MI5 recently announced it needed extra resources to keep an eye on Moscow’s operations. Jonathan Evans, the intelligence service’s Director-General, said: “Despite the Cold War ending nearly two decades ago, my service is still expending resources to defend the UK against unreconstructed attempts by Russia, China and others, to spy on us.”

However some experts say the murky world of espionage is hard to assess.

Professor Anthony Glees, Director of the Brunel Centre for Intelligence and Security Studies at Brunel University, said: “The question of Russian hostile intelligence work against the UK comes into the category of things we know we don’t know. So we know there is a problem, we don’t know exactly how big it is.”

With Russia restored to the world stage, Britain seems intent on bringing back old stereotypes, and suggests the world follows suit.

A recent article in the Economist calls on the European Union to introduce a healthy dose of paranoia when it comes to protecting its classified information.

“Who else other than Russia?” it asks, while discussing its “increasingly energetic espionage efforts”.

But as British Labour MP Derek Wyatt said: “It’s a comment, there are no actual facts attached to that. I can’t really believe it, to be honest. Everyone now takes protection. Everyone is more sensitive now about back up and protection. They may not scream or shout about it but they probably wouldn’t want you to know, would they?”

So how real is the threat from Russia and its computer geniuses, believed to be hacking into the world’s most protected secrets? The answer is at best unclear.

“When we start asking ourselves what countries are involved – there are great deal of references in the press of who is responsible. Only when you start to investigate and drill down and instead of the picture becoming clearer, it becomes murkier,” said Professor Peter Sommer, computer crime and industrial espionage expert at the London School of Economics.

The professor is convinced that in the world of modern communications, especially in cyber space, it’s almost impossible to track anyone down.

It seems many experts agree: there's nothing new in countries spying on each other. It’s just a question of who points the finger first.

A former officer with the Russian intelligence service, Mikhail Lyubimov, says that there’re likely to be more stories on Russian espionage in the future.

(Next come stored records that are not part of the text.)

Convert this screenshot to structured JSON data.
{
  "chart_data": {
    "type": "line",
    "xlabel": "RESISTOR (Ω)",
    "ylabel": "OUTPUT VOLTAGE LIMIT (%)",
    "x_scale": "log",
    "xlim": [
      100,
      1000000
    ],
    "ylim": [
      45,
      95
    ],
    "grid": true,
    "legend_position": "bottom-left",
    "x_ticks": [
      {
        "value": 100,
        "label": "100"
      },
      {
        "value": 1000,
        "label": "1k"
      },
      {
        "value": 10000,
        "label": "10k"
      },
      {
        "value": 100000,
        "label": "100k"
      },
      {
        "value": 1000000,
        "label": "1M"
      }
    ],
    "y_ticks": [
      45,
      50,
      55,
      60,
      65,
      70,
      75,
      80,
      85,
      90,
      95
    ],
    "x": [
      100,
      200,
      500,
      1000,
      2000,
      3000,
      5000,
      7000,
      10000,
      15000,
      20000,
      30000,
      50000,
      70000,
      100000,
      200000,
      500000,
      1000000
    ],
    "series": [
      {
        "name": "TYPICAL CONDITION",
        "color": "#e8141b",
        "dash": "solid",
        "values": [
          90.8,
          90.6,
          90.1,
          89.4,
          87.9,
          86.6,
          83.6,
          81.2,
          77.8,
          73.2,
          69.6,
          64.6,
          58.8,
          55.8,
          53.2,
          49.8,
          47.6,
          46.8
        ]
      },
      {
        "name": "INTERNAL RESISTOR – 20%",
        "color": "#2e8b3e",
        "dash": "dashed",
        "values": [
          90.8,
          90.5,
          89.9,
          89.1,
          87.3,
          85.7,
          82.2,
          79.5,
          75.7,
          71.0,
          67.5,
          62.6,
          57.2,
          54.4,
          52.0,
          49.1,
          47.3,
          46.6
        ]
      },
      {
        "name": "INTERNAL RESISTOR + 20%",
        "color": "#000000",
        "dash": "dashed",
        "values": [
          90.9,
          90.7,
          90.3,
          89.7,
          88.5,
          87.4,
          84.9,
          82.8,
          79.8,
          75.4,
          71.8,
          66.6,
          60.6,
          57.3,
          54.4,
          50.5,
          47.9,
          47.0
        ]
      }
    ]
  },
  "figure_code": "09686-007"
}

“There are two ways of making a spy scandal. One is a classic, an honest way, when you arrest a spy, some foreign agent, make a trial. It is completely legal, the press is informed. And the spy gets, say, 30 or 40 years.  And there is another, not a classic, but I would say very modern way, you just expel people Soviet or Russian, and this is all. You say that he is connected with foreign intelligence.  Another way which is used by intelligent services many times a year is of course articles like the one we were discussing now. It sounds very scandalous, but simply it is completely with no proof,” he said.